The post holder will be a junior nurse aiming to become a diabetes specialist nurse. The post will involve training, to deliver evidence-based care, education, and information to people with diabetes and their families referred from Primary Care or from within Whittington Health.
The post holder will be expected to cover community clinics, structured group education sessions and home visits where required. Additionally, the post holder will be an integral part of the wider multi-disciplinary team.
The clinical base will cover both Islington and Haringey
To work as a practitioner and be responsible for an identified caseload of patients beyond the expertise of general practice.
To be a resource in diabetes to healthcare professionals, people with diabetes and their carers
To work in collaboration with all members of the multidisciplinary healthcare team to promote excellent standards of care to people with diabetes in line with evidence based practice
Facilitate self-management principles
To reduce inappropriate referrals to hospital and facilitate the shift of diabetes care to the community
Whittington Health serves a richly diverse population and works hard to ensure that all our services are fair and equally accessible to everyone. Nowhere is this more obvious than in the way we look after our staff. We aim to employ a workforce which is as representative as possible of this population, so we are open to the value of differences in age, disability, gender, marital status, pregnancy and maternity, race, sexual orientation, and religion or belief. The Trust believes that as a public sector organisation we have an obligation to have recruitment, training, promotion and other formal employment policies and procedures that are sensitive to these differences. We think that by doing so, we are better able to treat our patients as well as being a better place to work.

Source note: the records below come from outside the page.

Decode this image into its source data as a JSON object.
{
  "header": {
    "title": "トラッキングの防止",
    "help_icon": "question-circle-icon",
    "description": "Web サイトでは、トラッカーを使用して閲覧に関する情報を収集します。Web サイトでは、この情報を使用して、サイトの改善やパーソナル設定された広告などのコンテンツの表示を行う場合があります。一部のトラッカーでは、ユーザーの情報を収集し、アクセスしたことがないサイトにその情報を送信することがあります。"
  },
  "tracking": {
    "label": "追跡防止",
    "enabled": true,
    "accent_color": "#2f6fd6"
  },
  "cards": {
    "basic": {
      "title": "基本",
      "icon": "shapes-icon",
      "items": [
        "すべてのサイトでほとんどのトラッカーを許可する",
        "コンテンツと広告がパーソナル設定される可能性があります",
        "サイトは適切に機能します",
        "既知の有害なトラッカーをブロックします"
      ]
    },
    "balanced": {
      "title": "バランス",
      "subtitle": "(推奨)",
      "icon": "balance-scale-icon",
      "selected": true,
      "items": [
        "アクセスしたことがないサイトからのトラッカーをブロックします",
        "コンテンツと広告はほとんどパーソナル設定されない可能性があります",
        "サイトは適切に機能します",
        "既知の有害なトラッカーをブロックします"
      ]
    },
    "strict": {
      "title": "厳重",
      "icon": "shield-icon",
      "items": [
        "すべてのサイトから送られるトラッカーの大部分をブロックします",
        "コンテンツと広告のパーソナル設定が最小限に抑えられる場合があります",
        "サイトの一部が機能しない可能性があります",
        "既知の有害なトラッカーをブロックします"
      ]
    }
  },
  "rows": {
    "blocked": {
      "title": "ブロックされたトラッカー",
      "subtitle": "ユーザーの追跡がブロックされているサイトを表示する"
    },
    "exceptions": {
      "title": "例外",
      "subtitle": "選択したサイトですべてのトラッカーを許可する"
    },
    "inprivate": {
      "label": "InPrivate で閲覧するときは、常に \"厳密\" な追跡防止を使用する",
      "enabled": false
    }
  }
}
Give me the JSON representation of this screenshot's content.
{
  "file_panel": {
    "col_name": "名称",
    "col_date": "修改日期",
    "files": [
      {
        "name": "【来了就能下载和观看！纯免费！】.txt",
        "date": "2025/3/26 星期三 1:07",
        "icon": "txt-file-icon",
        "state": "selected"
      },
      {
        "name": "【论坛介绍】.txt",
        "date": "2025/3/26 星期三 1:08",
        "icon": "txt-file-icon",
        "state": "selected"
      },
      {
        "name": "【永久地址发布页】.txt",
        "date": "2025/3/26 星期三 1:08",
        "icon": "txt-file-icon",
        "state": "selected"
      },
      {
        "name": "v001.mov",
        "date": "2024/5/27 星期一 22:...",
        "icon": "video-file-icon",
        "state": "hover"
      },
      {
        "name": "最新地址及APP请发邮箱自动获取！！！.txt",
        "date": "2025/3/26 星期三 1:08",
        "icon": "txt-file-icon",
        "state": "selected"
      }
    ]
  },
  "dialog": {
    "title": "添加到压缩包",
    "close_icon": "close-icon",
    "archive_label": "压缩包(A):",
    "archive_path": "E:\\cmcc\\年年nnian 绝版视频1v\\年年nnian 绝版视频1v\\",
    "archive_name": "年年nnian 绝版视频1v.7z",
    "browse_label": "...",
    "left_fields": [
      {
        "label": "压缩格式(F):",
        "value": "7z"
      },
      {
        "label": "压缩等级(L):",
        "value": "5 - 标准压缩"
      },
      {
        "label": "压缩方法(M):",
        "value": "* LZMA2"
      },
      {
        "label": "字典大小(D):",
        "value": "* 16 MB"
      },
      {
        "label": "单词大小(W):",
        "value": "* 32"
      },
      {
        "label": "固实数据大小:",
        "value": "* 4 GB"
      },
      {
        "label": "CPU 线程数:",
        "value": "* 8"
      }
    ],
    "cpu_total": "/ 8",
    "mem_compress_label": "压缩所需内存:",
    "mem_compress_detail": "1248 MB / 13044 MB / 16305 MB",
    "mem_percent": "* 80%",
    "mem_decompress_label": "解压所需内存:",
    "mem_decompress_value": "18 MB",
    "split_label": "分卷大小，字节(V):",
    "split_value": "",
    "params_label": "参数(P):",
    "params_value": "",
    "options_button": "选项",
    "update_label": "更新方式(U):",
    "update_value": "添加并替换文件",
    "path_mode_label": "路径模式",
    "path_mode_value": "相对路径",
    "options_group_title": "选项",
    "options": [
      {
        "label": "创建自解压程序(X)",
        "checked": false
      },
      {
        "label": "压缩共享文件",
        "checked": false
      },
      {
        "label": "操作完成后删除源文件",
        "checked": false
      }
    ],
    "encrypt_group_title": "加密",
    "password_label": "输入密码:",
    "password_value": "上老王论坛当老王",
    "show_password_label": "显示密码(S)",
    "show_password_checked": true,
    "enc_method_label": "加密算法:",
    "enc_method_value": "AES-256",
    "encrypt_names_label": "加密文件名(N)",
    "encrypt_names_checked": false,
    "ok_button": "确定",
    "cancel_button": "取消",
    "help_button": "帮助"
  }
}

1. CLINICAL RESPONSIBILITIES
a. Post training to demonstrate an appropriate level of clinical competence in diabetes management; based on in depth knowledge, research, and evidence-based findings
b. Plan and manage nurse- led diabetes clinics in partnership with key Allied Health Professionals, working in conjunction with secondary and community services for people with complex needs and uncontrolled diabetes.
c. Demonstrate high level of clinical practice through direct referral, comprehensive client centered assessments, initiate therapeutic regimes and evaluation of practice using approved protocols.
d. Be responsible and accountable as a Named Nurse for a caseload of new and complex patients for a limited time, working in tandem with colleagues in primary care, ensuring their skills are developed to a point where such patients can be safely discharged to primary care.
e. Provide evidence based clinical advice on diabetes management to people with diabetes, their carers and health care professionals.
f. To work to promote good practice in diabetes care by offering leadership, guidance, education and mentorship to primary health care professionals.
g. Support people with diabetes and their carers to achieve individualised goals and care planning to maintain their physical and psychological wellbeing, encouraging self- management.
2. EDUCATIONAL RESPONSIBILITIES
a. Act as an educational resource to support and facilitate heath care professionals across both boroughs for the delivery of comprehensive diabetes care.
b. Support the planning, delivery, and evaluation of diabetes courses at different levels for trained and untrained staff with particular emphasis on improving the quality of diabetes care.
c. Participate in group education programmes for people with diabetes at different times in their disease process i.e., newly diagnosed Type 2, insulin initiation and ongoing care, to ensure that both physical and psychological aspects of diabetes self-management are addressed.
d. Develop appropriate material to facilitate the education programmes for people with diabetes in different languages thereby reaching the maximum amount of people and reducing inequalities and access to diabetes services.
e. To liaise closely with the local diabetes peer support groups and voluntary community groups to facilitate and engage users to become involved with planning services, education, and awareness campaigns.
f. Maintain own knowledge and expertise by attending conferences, workshops, and study days.
g. Always act in accordance with the NMC, Codes of Professional Conduct and Scope of Professional Practice.
3. LEADERSHIP RESPONSIBILITIES
a. Ensure accurate and timely recording of all workload activity via patient information systems to inform analysis of service delivery and continued service development by submitting statistical returns and compiling reports as necessary or when required.
b. Contribute to the compilation of reports and presentations about the service and present to appropriate groups.
c. Promote the quality of the services to our local population and colleagues through leadership, evidence –based practice and clinical governance.
d. Share responsibilities for the day-to-day running of the Diabetes Service clinics and ensuring adequate service provision
e. To contribute in the development of strategies, protocols and policies that impact on the future service provisions and care in line with national policy.
f. To develop and maintain a network of contacts involved in diabetes care both within and outside the organisation.
g. Establish and facilitate a process of audit to ensure high quality diabetes care is being delivered locally to patients.
h. Participate in the process of audit and evaluation for the Diabetes Service. Identify gaps in service provision and discuss steps to manage any identified problem areas with the Diabetes specialist Nurse (Operational Lead).